Ignored until now, that is. This climatic phenomenon has a starring role in House Of Sand and Fog, a drama narrating the dispute between an Iranian immigrant family and a dispossessed woman over a Californian bungalow. The fog even seeps into the music, in the best possible way.
Veteran film composer James Horner has created a score which is dense, ominous and rolling as a West Coast pea-souper, with a blurry-edged, saturated sound. In "Break-In", for example, Horner conjures a thick, textured musical swirl, muffling the instruments carrying the melody behind heavy timpani and electronic fuzziness. Such nebulousness is perfect for a film about cultural confusion, the inability or refusal to see from others' viewpoints.
The piano plays a key role. Its intimate, domestic sound is put to good use in a drama about personal politics. "Two People" is a tense, tentative pas de deux played out on a solo piano. Elsewhere Horner supplements its sound electronically, Old "Photos, New Memories" overlays the gentle sound of a parlour piano with a synthesized keyboard to ominous effect.
Although sober and reflective, there are changes of pace. "This Is No Longer Your House" is a thumping musical stand-off, jumpy with suspense.

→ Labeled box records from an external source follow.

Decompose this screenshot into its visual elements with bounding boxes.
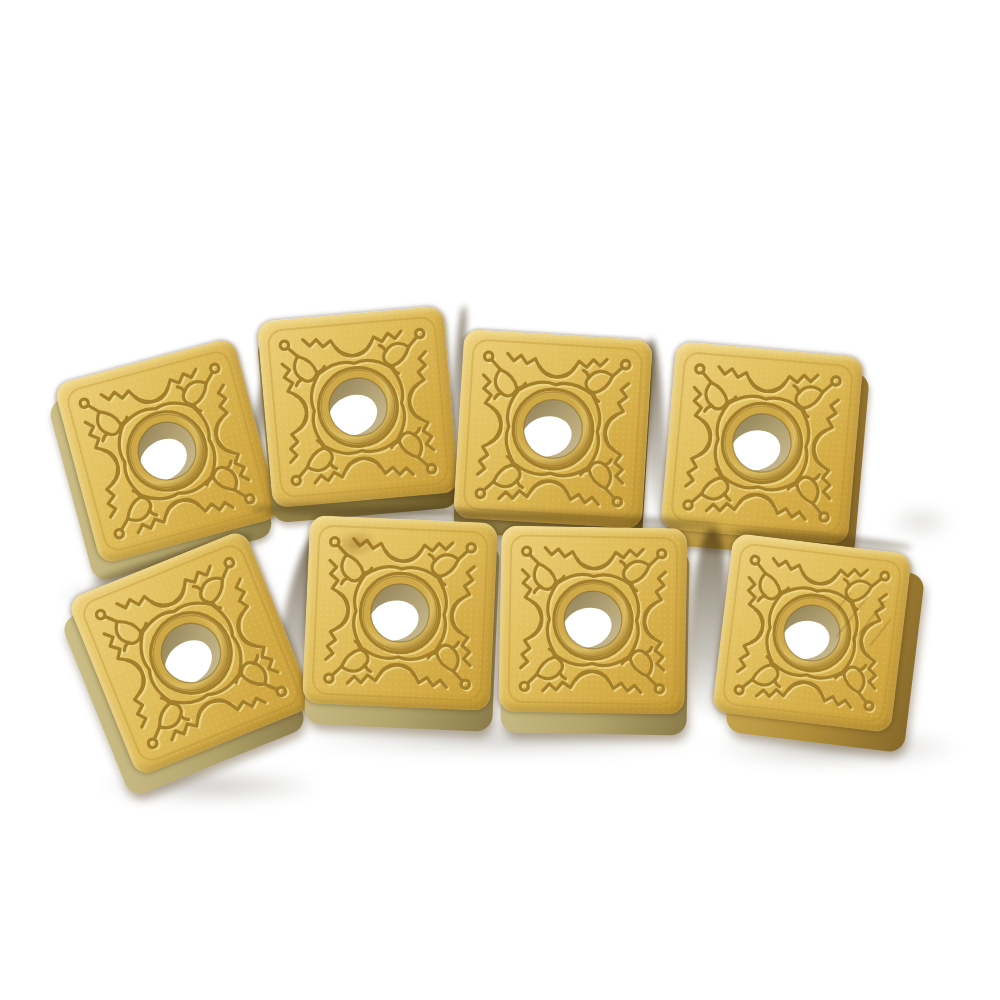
carbide-insert: [459, 335, 648, 524]
carbide-insert: [74, 358, 260, 544]
photo-canvas: [0, 0, 1000, 1000]
insert-top-face: [453, 329, 653, 529]
chipbreaker-pattern: [453, 329, 653, 529]
chipbreaker-pattern: [302, 515, 498, 711]
carbide-insert: [668, 349, 856, 537]
insert-top-face: [67, 529, 316, 778]
ground-shadow: [888, 505, 954, 539]
carbide-insert: [722, 543, 902, 723]
chipbreaker-pattern: [498, 525, 687, 714]
chipbreaker-pattern: [257, 306, 460, 509]
carbide-insert: [306, 519, 494, 707]
insert-top-face: [302, 515, 498, 711]
carbide-insert: [96, 558, 287, 749]
insert-top-face: [712, 533, 913, 734]
chipbreaker-pattern: [660, 341, 864, 545]
carbide-insert: [500, 527, 686, 713]
chipbreaker-pattern: [712, 533, 913, 734]
insert-top-face: [498, 525, 687, 714]
chipbreaker-pattern: [67, 529, 316, 778]
insert-top-face: [257, 306, 460, 509]
carbide-insert: [265, 314, 452, 501]
insert-top-face: [660, 341, 864, 545]
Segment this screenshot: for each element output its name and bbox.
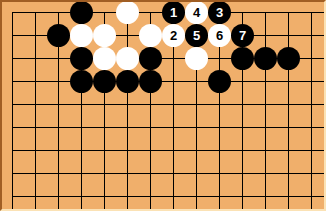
white-stone bbox=[185, 47, 208, 70]
black-stone: 3 bbox=[208, 1, 231, 24]
white-stone bbox=[116, 47, 139, 70]
black-stone bbox=[47, 24, 70, 47]
white-stone bbox=[116, 1, 139, 24]
grid-line-vertical bbox=[127, 12, 128, 209]
move-number: 6 bbox=[216, 29, 223, 42]
move-number: 1 bbox=[170, 6, 177, 19]
black-stone: 1 bbox=[162, 1, 185, 24]
white-stone: 6 bbox=[208, 24, 231, 47]
white-stone bbox=[93, 47, 116, 70]
black-stone bbox=[231, 47, 254, 70]
move-number: 3 bbox=[216, 6, 223, 19]
black-stone bbox=[70, 47, 93, 70]
grid-line-vertical bbox=[311, 12, 312, 209]
move-number: 4 bbox=[193, 6, 200, 19]
move-number: 2 bbox=[170, 29, 177, 42]
go-diagram-frame: 1432567 bbox=[0, 0, 326, 211]
black-stone bbox=[139, 47, 162, 70]
black-stone: 5 bbox=[185, 24, 208, 47]
black-stone bbox=[93, 70, 116, 93]
black-stone bbox=[139, 70, 162, 93]
grid-line-vertical bbox=[35, 12, 36, 209]
white-stone bbox=[93, 24, 116, 47]
grid-line-vertical bbox=[288, 12, 289, 209]
black-stone bbox=[70, 1, 93, 24]
white-stone bbox=[139, 24, 162, 47]
grid-line-vertical bbox=[12, 12, 13, 209]
black-stone bbox=[208, 70, 231, 93]
go-board: 1432567 bbox=[2, 2, 324, 209]
move-number: 7 bbox=[239, 29, 246, 42]
black-stone: 7 bbox=[231, 24, 254, 47]
black-stone bbox=[254, 47, 277, 70]
move-number: 5 bbox=[193, 29, 200, 42]
white-stone bbox=[70, 24, 93, 47]
white-stone: 2 bbox=[162, 24, 185, 47]
white-stone: 4 bbox=[185, 1, 208, 24]
grid-line-vertical bbox=[265, 12, 266, 209]
black-stone bbox=[70, 70, 93, 93]
black-stone bbox=[116, 70, 139, 93]
black-stone bbox=[277, 47, 300, 70]
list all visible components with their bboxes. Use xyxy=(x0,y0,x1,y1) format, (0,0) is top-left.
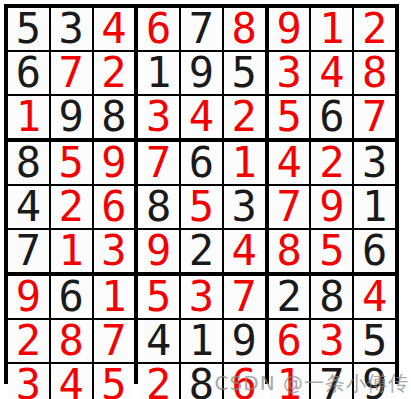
cell-r3c1[interactable]: 1 xyxy=(8,96,49,138)
box-2: 678195342 xyxy=(138,8,264,138)
box-8: 537419286 xyxy=(138,276,264,399)
cell-r9c5[interactable]: 8 xyxy=(181,364,222,399)
cell-r6c9[interactable]: 6 xyxy=(354,230,395,272)
cell-r7c1[interactable]: 9 xyxy=(8,276,49,318)
cell-r5c4[interactable]: 8 xyxy=(138,186,179,228)
cell-r3c8[interactable]: 6 xyxy=(311,96,352,138)
cell-r1c7[interactable]: 9 xyxy=(269,8,310,50)
cell-r6c8[interactable]: 5 xyxy=(311,230,352,272)
cell-r1c4[interactable]: 6 xyxy=(138,8,179,50)
cell-r8c1[interactable]: 2 xyxy=(8,320,49,362)
cell-r4c1[interactable]: 8 xyxy=(8,142,49,184)
cell-r7c7[interactable]: 2 xyxy=(269,276,310,318)
cell-r5c6[interactable]: 3 xyxy=(224,186,265,228)
sudoku-screenshot: 5346721986781953429123485678594267137618… xyxy=(0,0,411,399)
box-7: 961287345 xyxy=(8,276,134,399)
cell-r7c3[interactable]: 1 xyxy=(94,276,135,318)
cell-r6c1[interactable]: 7 xyxy=(8,230,49,272)
cell-r8c2[interactable]: 8 xyxy=(51,320,92,362)
box-3: 912348567 xyxy=(269,8,395,138)
cell-r1c3[interactable]: 4 xyxy=(94,8,135,50)
cell-r2c8[interactable]: 4 xyxy=(311,52,352,94)
cell-r5c7[interactable]: 7 xyxy=(269,186,310,228)
cell-r2c5[interactable]: 9 xyxy=(181,52,222,94)
box-9: 284635179 xyxy=(269,276,395,399)
cell-r6c7[interactable]: 8 xyxy=(269,230,310,272)
cell-r2c4[interactable]: 1 xyxy=(138,52,179,94)
cell-r3c6[interactable]: 2 xyxy=(224,96,265,138)
cell-r5c1[interactable]: 4 xyxy=(8,186,49,228)
cell-r7c9[interactable]: 4 xyxy=(354,276,395,318)
cell-r3c4[interactable]: 3 xyxy=(138,96,179,138)
cell-r4c6[interactable]: 1 xyxy=(224,142,265,184)
cell-r2c9[interactable]: 8 xyxy=(354,52,395,94)
cell-r9c7[interactable]: 1 xyxy=(269,364,310,399)
cell-r4c3[interactable]: 9 xyxy=(94,142,135,184)
cell-r4c5[interactable]: 6 xyxy=(181,142,222,184)
box-6: 423791856 xyxy=(269,142,395,272)
cell-r2c6[interactable]: 5 xyxy=(224,52,265,94)
cell-r1c1[interactable]: 5 xyxy=(8,8,49,50)
cell-r4c9[interactable]: 3 xyxy=(354,142,395,184)
cell-r5c9[interactable]: 1 xyxy=(354,186,395,228)
cell-r4c8[interactable]: 2 xyxy=(311,142,352,184)
cell-r3c3[interactable]: 8 xyxy=(94,96,135,138)
cell-r3c5[interactable]: 4 xyxy=(181,96,222,138)
cell-r9c8[interactable]: 7 xyxy=(311,364,352,399)
cell-r9c2[interactable]: 4 xyxy=(51,364,92,399)
cell-r6c3[interactable]: 3 xyxy=(94,230,135,272)
box-5: 761853924 xyxy=(138,142,264,272)
cell-r3c2[interactable]: 9 xyxy=(51,96,92,138)
cell-r5c3[interactable]: 6 xyxy=(94,186,135,228)
cell-r6c5[interactable]: 2 xyxy=(181,230,222,272)
box-1: 534672198 xyxy=(8,8,134,138)
cell-r8c4[interactable]: 4 xyxy=(138,320,179,362)
cell-r8c7[interactable]: 6 xyxy=(269,320,310,362)
cell-r9c3[interactable]: 5 xyxy=(94,364,135,399)
cell-r1c2[interactable]: 3 xyxy=(51,8,92,50)
cell-r1c5[interactable]: 7 xyxy=(181,8,222,50)
cell-r6c6[interactable]: 4 xyxy=(224,230,265,272)
cell-r7c2[interactable]: 6 xyxy=(51,276,92,318)
cell-r2c7[interactable]: 3 xyxy=(269,52,310,94)
box-4: 859426713 xyxy=(8,142,134,272)
cell-r6c4[interactable]: 9 xyxy=(138,230,179,272)
cell-r7c8[interactable]: 8 xyxy=(311,276,352,318)
cell-r5c2[interactable]: 2 xyxy=(51,186,92,228)
cell-r4c7[interactable]: 4 xyxy=(269,142,310,184)
cell-r9c4[interactable]: 2 xyxy=(138,364,179,399)
cell-r6c2[interactable]: 1 xyxy=(51,230,92,272)
cell-r8c6[interactable]: 9 xyxy=(224,320,265,362)
cell-r2c2[interactable]: 7 xyxy=(51,52,92,94)
cell-r9c6[interactable]: 6 xyxy=(224,364,265,399)
cell-r7c5[interactable]: 3 xyxy=(181,276,222,318)
cell-r7c4[interactable]: 5 xyxy=(138,276,179,318)
cell-r2c3[interactable]: 2 xyxy=(94,52,135,94)
cell-r9c9[interactable]: 9 xyxy=(354,364,395,399)
cell-r7c6[interactable]: 7 xyxy=(224,276,265,318)
cell-r1c8[interactable]: 1 xyxy=(311,8,352,50)
cell-r4c2[interactable]: 5 xyxy=(51,142,92,184)
sudoku-board: 5346721986781953429123485678594267137618… xyxy=(4,4,399,384)
cell-r2c1[interactable]: 6 xyxy=(8,52,49,94)
cell-r8c5[interactable]: 1 xyxy=(181,320,222,362)
cell-r3c7[interactable]: 5 xyxy=(269,96,310,138)
cell-r3c9[interactable]: 7 xyxy=(354,96,395,138)
cell-r8c9[interactable]: 5 xyxy=(354,320,395,362)
cell-r4c4[interactable]: 7 xyxy=(138,142,179,184)
cell-r1c6[interactable]: 8 xyxy=(224,8,265,50)
cell-r5c5[interactable]: 5 xyxy=(181,186,222,228)
cell-r1c9[interactable]: 2 xyxy=(354,8,395,50)
cell-r9c1[interactable]: 3 xyxy=(8,364,49,399)
cell-r5c8[interactable]: 9 xyxy=(311,186,352,228)
cell-r8c3[interactable]: 7 xyxy=(94,320,135,362)
cell-r8c8[interactable]: 3 xyxy=(311,320,352,362)
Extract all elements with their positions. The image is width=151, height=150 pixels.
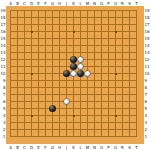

And Horner's romantic heritage (Titanic, A Beautiful Mind) is evident in the closing track, "A Return to the Caspian", where the strings come out for an old-fashioned wallow.
One of the great things about this recording is its girth. Over an hour long, it allows thematic development of sequences such as "The Shooting". But the roominess means it also tends to lose momentum. It would do no harm to lose a couple of the filler tracks.
For the most part, though, this is a subtle, complex and lovely score. Sometimes fog can be a beautiful thing.